Tom Loosemore founded the UK's Government Digital Service (GDS), and served as its deputy director until 2015. More recently he has been supporting one of the world’s largest retail co-operatives in its digital transformation
GDS was established to make sure that the UK government offers world-class digital services that meet people’s needs. GDS is now recognised as a world-leader in digital government transformation, having raised the UK from 8th to 1st in the UN e-government rankings. GDS has been cited as a model by the US, Canadian, Australian and Singapore governments who have since established their own digital departments.
Loosemore wrote the UK Government Digital Strategy in 2012, and led the agile project to create GOV.UK, the single website for UK Government, which has now received over 2 billion visits, and won the UK’s top design award in 2013. He also led the digital transformation of several other public services, including resetting the largest reform of the welfare state since 1947 as a successful agile transformation programme.
Loosemore now advises senior leaders in governments and large institutions around the world as they transform their services using Internet-era ways of working.

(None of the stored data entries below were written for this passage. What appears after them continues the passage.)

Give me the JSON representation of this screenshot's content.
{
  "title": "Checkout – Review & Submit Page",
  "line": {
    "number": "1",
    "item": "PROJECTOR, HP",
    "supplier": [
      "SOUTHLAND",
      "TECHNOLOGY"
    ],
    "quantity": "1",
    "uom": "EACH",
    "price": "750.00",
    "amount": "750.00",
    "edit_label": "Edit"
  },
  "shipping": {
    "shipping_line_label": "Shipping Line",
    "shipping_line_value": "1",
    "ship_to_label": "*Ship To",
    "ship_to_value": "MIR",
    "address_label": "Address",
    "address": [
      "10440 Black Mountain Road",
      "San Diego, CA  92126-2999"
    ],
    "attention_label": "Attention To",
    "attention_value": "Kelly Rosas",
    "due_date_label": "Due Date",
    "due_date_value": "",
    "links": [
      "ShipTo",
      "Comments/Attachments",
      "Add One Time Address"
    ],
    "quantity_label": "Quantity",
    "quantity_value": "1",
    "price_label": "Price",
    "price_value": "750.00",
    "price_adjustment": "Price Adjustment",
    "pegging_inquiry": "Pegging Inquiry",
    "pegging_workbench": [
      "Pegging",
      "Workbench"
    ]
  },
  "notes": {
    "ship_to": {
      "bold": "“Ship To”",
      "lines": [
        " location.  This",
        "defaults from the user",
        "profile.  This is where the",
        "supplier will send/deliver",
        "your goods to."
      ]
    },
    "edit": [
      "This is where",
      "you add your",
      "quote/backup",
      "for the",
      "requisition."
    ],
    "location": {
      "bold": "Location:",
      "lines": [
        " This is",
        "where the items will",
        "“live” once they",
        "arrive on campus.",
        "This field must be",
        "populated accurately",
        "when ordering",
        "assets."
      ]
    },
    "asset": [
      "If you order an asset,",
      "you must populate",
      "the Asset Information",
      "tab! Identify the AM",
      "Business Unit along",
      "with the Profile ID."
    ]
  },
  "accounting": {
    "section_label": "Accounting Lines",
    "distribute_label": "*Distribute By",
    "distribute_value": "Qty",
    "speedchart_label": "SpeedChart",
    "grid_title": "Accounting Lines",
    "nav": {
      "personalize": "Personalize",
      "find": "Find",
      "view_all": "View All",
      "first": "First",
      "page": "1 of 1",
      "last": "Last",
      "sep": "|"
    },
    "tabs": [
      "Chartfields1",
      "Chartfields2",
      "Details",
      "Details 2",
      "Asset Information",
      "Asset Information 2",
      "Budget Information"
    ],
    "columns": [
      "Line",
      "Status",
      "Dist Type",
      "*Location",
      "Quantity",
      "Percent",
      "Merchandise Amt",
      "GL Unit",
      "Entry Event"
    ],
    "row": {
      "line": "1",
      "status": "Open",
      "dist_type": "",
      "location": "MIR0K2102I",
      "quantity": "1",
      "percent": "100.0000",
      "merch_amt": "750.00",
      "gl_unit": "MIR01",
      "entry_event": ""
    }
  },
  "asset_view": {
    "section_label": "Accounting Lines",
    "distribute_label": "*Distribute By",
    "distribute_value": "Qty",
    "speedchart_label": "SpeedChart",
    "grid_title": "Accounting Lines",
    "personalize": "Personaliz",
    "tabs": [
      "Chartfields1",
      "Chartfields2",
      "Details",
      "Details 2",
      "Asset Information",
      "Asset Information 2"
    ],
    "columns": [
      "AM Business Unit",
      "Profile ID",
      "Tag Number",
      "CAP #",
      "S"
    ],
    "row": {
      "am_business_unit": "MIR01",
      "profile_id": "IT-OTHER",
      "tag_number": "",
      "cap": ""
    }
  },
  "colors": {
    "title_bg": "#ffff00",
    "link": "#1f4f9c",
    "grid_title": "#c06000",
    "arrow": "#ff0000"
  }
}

He was the driving force behind a raft of innovative e-democracy websites including TheyWorkForYou.com, and later helped found mySociety, a global civic-tech charity.
Prior to joining the UK Government, Loosemore was senior digital advisor to OFCOM, the UK communications regulator, and ran Channel 4’s digital innovation fund. Between 2001 and 2007 he was responsible for the BBC's Internet strategy, after launching the BBC's first sport websites in the late 1990s.